Sunday, October 26, 2008

Tales from Bali-The Woman next Door

THE WOMAN NEXT DOOR
By Uma Anyar

The woman next door is mad at God. I do not question her reasons. Words, explanations, advice only skim the surface and do no good. Such angers run deep.

The woman next door has seventeen cats. She complains of trouble with sleeping through the night because she worries about her cats. One did not come home last night, another puked on the bed and a third has taken to making pee pee in her closet ruining two pairs of new sandals with leather straps and designer names embossed on the tread. The youngest one is cross-eyed.

She curls up on the sofa and tells me her life used to be simple. She had no problems.
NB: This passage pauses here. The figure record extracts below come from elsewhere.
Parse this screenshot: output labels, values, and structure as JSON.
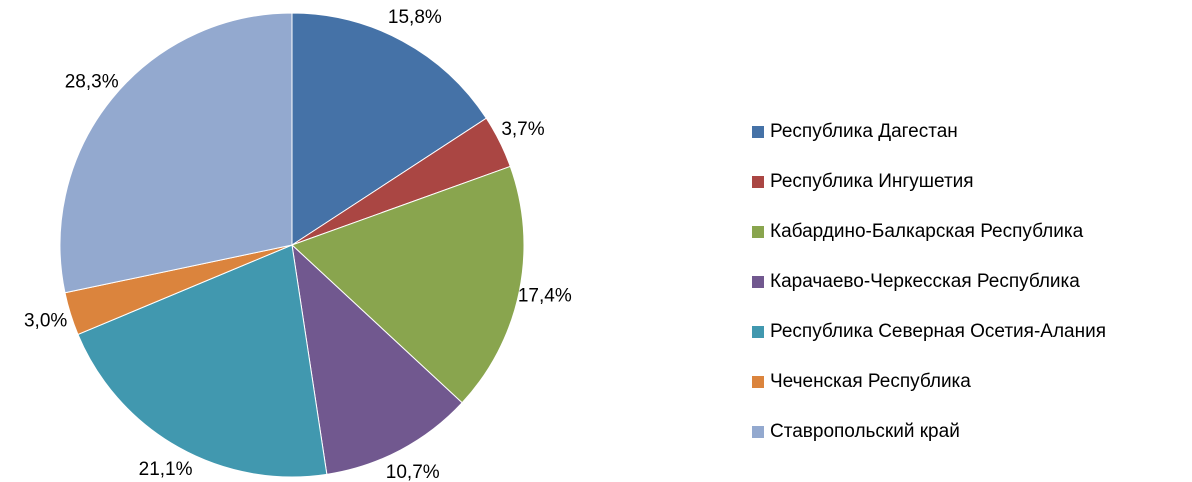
{
  "chart_data": {
    "type": "pie",
    "categories": [
      "Республика Дагестан",
      "Республика Ингушетия",
      "Кабардино-Балкарская Республика",
      "Карачаево-Черкесская Республика",
      "Республика Северная Осетия-Алания",
      "Чеченская Республика",
      "Ставропольский край"
    ],
    "values": [
      15.8,
      3.7,
      17.4,
      10.7,
      21.1,
      3.0,
      28.3
    ],
    "value_labels": [
      "15,8%",
      "3,7%",
      "17,4%",
      "10,7%",
      "21,1%",
      "3,0%",
      "28,3%"
    ],
    "colors": [
      "#4572a7",
      "#aa4643",
      "#89a54e",
      "#71588f",
      "#4198af",
      "#db843d",
      "#93a9cf"
    ],
    "legend": "right"
  }
}
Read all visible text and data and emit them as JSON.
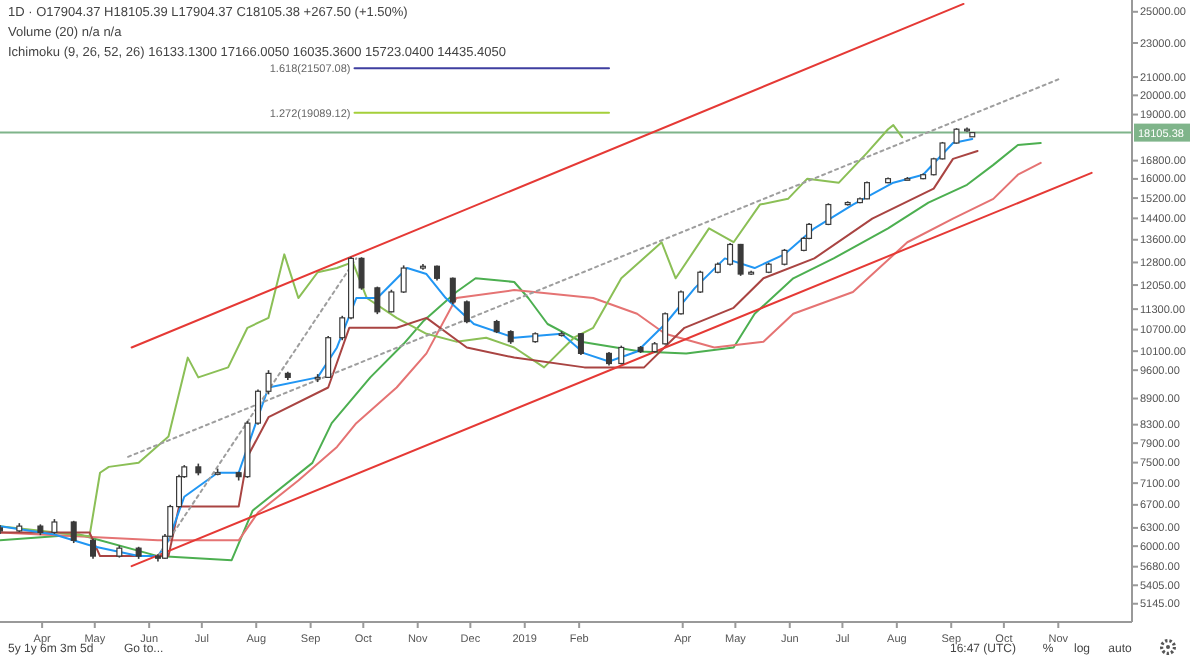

She was moderately friendly, but kept mostly to herself, read good books, exercised regularly, ate healthy foods- raw vegetables, pressed juices and free range protein. She sustained a level of harmony rare to most of us.

That was before the cats found their way into her life. It began innocently enough. First there was the black and white female with the scratched face who was in need of nursing and fresh milk. “ What kind of a monster would I be if I didn’t help the poor thing”? She asks me.

“ A terrible one. “ I respond.

“Then, one morning an orange marmalade momma cat with three kittens appeared and mewed until milk and bits of shredded chicken was served on a chipped china plate. “You should have seen them, so thin, like refugees”. She rings her hands and looks away. Her helplessness is beguiling. I want to stroke her shoulder or pet her head.

“What could I do?”

“Exactly what you did.” I answer.

“ A few weeks ago, I went for a walk, I cut through the rice fields near the Banyan tree, the big one near the cemetery on the road to Penestanan?” She looks at me queryingly.

“ I know the one. It is a beautiful tree. The Balinese consider it sacred. They say spirits live in the twisting trunks and fly from the branches in the form of fireballs.”

“Yes, that is the one. I found a cloth sack stuffed with squirming kittens. No one was around. I could feel death sneaking up through the tall grasses. What could I do? What would you do?

“Grab the sack and run like hell?” I suggest.

“That is just what I did.”

“Then what happened?”

All of them lived and become pregnant and gave birth to more kittens. They were so cute, so soft…. How many cats. . Now? I don’t know.”
Her voice trails off. She has lost count of her cats.

We are both quiet caught in observing the butterflies fluttering over the lily pond in her garden.

“Everything was all right until the cats. I love the cats. But, I cannot sleep because I think they are not happy or that some one will hurt them. Some body killed two of my cats where I lived before. They said I had too many cats. Every body smiled to my face but they kill my cats when I am not home. Now, I cannot go out. What will happen to my cats if I go to Spain for three weeks?”

“ Maybe you can hire a live in cat sitter for the time you are away,” I suggest.

“ Oh no, my cats like only me. They will not be happy with anyone else.”

The woman next door ponders her dilemma. She absentmindedly stretches her arms high above her soft head before continuing her lament. “Life is strange. God is stranger. My life was so simple, so peaceful. No husband, no children. I came. I went. I never locked my door… now, I am trapped by love.”

“Aren’t we all in one way or another at one time or another.”